MÉCANISMES DE LA PENSÉE
A mesure qu'elle apprivoise son personnage, Clémence Gandillot s'amuse de la manière dont elle pense. D'autres projets émergent. Pourquoi ne pas aller voir ce qui se passe ailleurs, dans d'autres têtes que la sienne, à commencer par celle des mathématiciens ? Pour cela, les artistes disposent d'outils bien à eux. Le protocole CCMdlt, pour "Comment ça marche dans la tête ?", qui repose sur des exercices de réflexion d'une durée de sept minutes, et un questionnaire contenant des interrogations déroutantes telles que : "Quel est le mot que vous employez le plus dans vos recherches ?"

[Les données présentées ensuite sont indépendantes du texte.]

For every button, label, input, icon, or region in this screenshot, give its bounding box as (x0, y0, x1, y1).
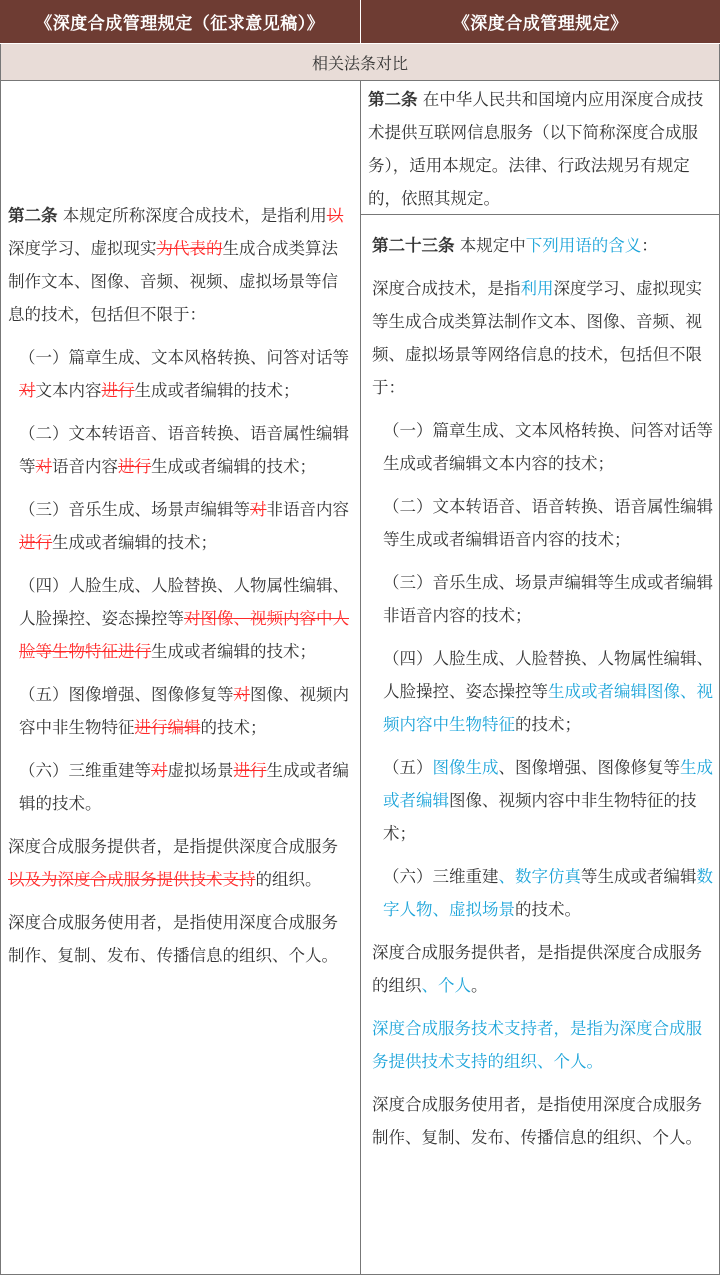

Une quinzaine de mathématiciens de l'université de Nantes, de l'Ecole supérieure des mines de Saint-Etienne et du CEA de Grenoble se sont ainsi prêtés au jeu. "Un des mathématiciens nous a raconté qu'il dessinait des formes géométriques quand il passait sa tondeuse dans son jardin, se souvient Léo Larroche. Pour nous, c'était de la matière pour fabriquer des personnages", poursuit-il. "Certains collègues ont senti qu'on allait les questionner sur leur intimité. Au départ, ils ont refusé, se souvient Laurent Guillopé. Mais les artistes ont remarquablement bien compris certaines choses, comme l'importance du travail au tableau noir pour les mathématiciens."
Fromage de tête poursuit cette exploration en s'intéressant aux mécanismes de la pensée communs à chacun d'entre nous, lorsque nous doutons ou que nous avons un cheveu sur la langue. Il y est question de neurones miroirs, d'un casque à idées et d'une étrange machine à réflexion inventée par Balthazar. Depuis la salle, Clémence Gandillot suit la répétition. La comédienne Cécile Coustillac la remplace désormais dans son propre rôle. D'autres projets l'attendent, ailleurs. Elle réalise aussi les dessins de films d'animation scientifiques. Elle rêve d'en écrire les scénarios pour que ses questions trouvent des échos sur d'autres scènes que le théâtre et continuer ainsi à relier entre elles les choses de sa vie par des fils invisibles.